# Need to rest a whole smoked chicken?



## cwb124 (Aug 10, 2008)

Sorry, I can't seem to find the answer.  Smoking my first whole bird today on the Traeger using hickory.  I have it all rubbed down ready to go on.

After I get the bird up to temp, is it recommended to rest the bird like is done with Brisket?  If so, for how long?


----------



## bmudd14474 (Aug 10, 2008)

I like to rest all the meat I do. It lets the juice go back up into the meat just like a brisket. I usually give it about 15-20 minutes. Just my 2 cents. Good luck on your bird.


----------



## travcoman45 (Aug 10, 2008)

Yup, I sure do, I'll give em 20 ta 30 minutes ta snooze an soak up there juices again.  Otherwise ifin ya cut em to soon all that goodness runs out on the plate an it takes a fair bit a flavor with it.  Good luck.


----------



## flatbroke (Aug 10, 2008)

Definitely rest them.  I tried it both ways one double wrapped with foil resting for 1/2 hour and the other cut about 5 min after taken out of smoker.  the wrapped one won hands down.  did you inject your bird?


----------



## cwb124 (Aug 10, 2008)

Did not inject the bird, although I have in the past when broiling them in the oven.  Definately the way to go, and I will do it next time.  I didn't brine either.

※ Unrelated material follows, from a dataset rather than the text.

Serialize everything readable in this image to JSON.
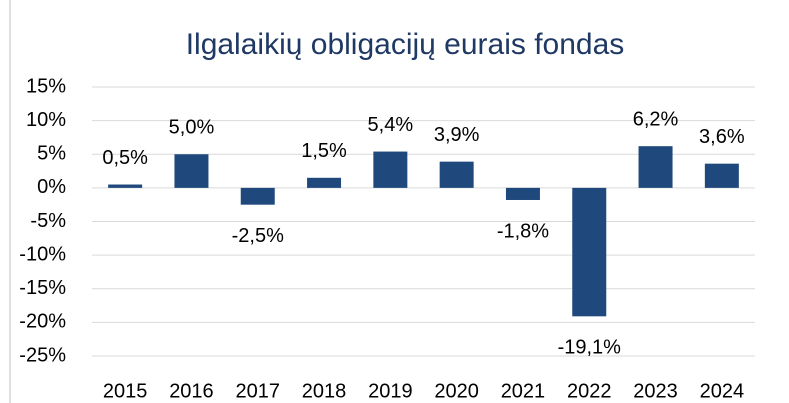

Well I goofed up on this bird.  I fired my Traeger up on high (375*) to get it started and forgot to change it.  1.5 hours later the bird was damn near done.  I set it to "smoke" which sits it right around 200 for a while but the temp still came up to 170 quickly so I pulled the bird after 2 hours.

It was thoroughly done, very juicy.  Just hardly any smoke flavor at all.  I used a combo hickory and alder since that's all I had left.  I will do mesquite next time and make sure I have my settings right.  Overall the bird tasted like an oven bird.  Very good and juicy with a nice crispy skin but no smoke flavor except a little in the skin and a little in parts of the extremities.  Oh well...I guess if it's edible it's not so bad after all.  

Right now I am making chicken soup from the carcass.  Does anyone have any experience making soup from a heavily smoked chicken?  How does it come out?


----------



## bb53chevpro (Aug 10, 2008)

Yup, just about everything needs a rest. Including us old guys.


----------



## dennisdocb (Aug 10, 2008)

Couldn't agree more..even on the smoked meat..rest everything it lets the juices redistribute


----------



## vince (Aug 10, 2008)

I agree all meat needs to rest.


----------



## meat-man (Aug 11, 2008)

Ya you need to let the meat rest all meat need's to rest. any where from 15-30 min.


----------



## pops6927 (Aug 11, 2008)

Never thought much about the meat resting... it was more like polishing off 2 beers while the wife fixes the sides, then I bring in the meat... had two or three cigarettes too... not now though, quit the dang things about 2 years ago.. just smoke meat, not lungs..


----------



## richoso1 (Aug 11, 2008)

What he said.


----------